Yoav Goldberg in the SpaCy IRL Conference gave a great talk called “The missing elements in NLP” where I think he excelled in say that as we’re moving from a more linguistics expertise to a more Deep Learning approach to model NLP, we’re going in a path to have less debuggability and a more black box approach. We can see better this in the following slide:

NLP Tomorrow

After that, I took a very hard decision to stay in some tool that can provide me a bit of debuggability and transparency. I know that FastText deals with neural networks internally, but as FastText relies a lot on the WordNGrams using simple data analysis, it’s possible to explain why we’re getting some results or not.

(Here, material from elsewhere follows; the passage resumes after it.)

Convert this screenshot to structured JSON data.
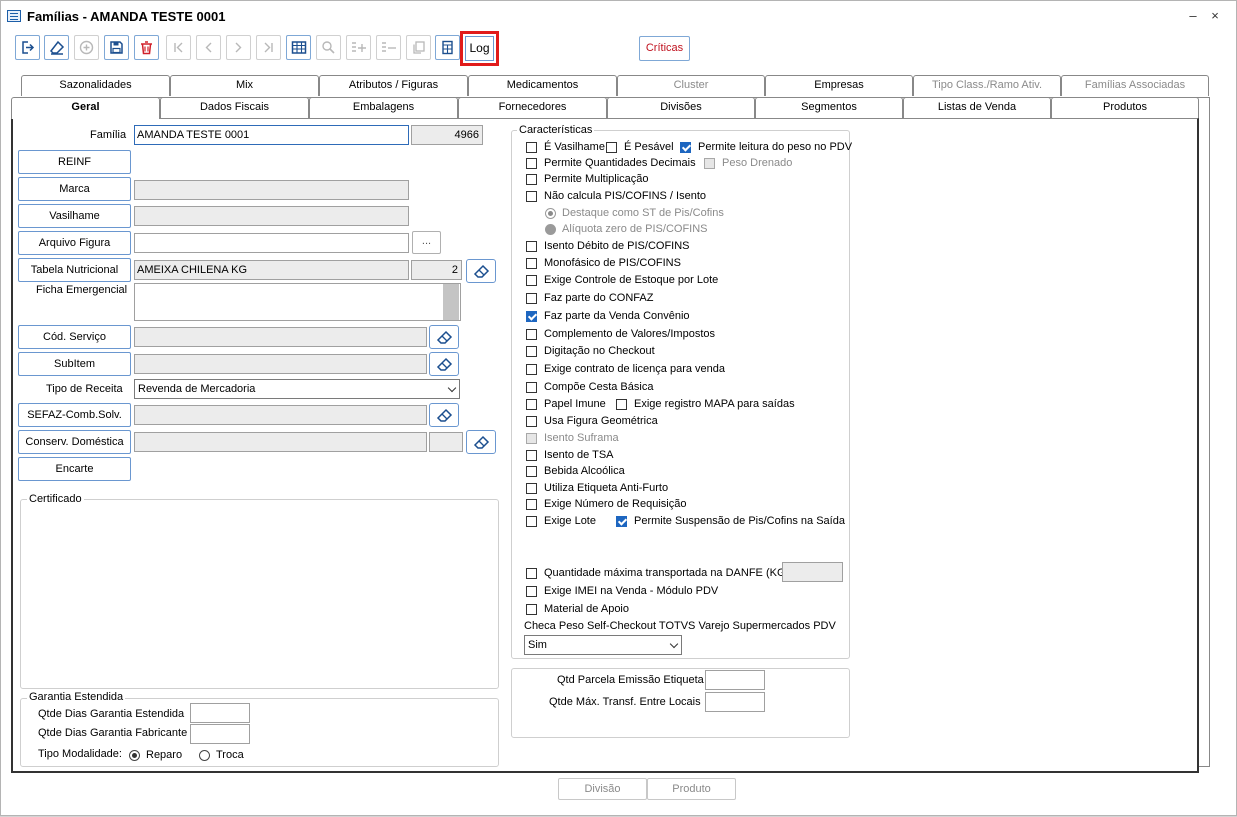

The strategy here was: Let’s do a very extreme pre-processing approach in our corpora to get the leanest corpora as we can, and after this optimization, we can play with different models and see what’s going on.

To exemplify that this figure from Kavita Ganesan explains our point:

Level of Text preprocessing

Source: All you need to know about text pre-processing for NLP and Machine Learning. https://www.freecodecamp.org/news/all-you-need-to-know-about-text-preprocessing-for-nlp-and-machine-learning-bc1c5765ff67/

Some specifics in Pre-Processing for the German language

Umlauts (ä, ö and ü)  and Encoding

Long German Nouns

  • This problem was raised by Markus Konrad in a piece called Lemmatization of German Language Text where he explains that German nouns can be formed by creating composite from other words, for example, “Feinstaubbelastungen” which consists of “Feinstaub” and “Belastungen”.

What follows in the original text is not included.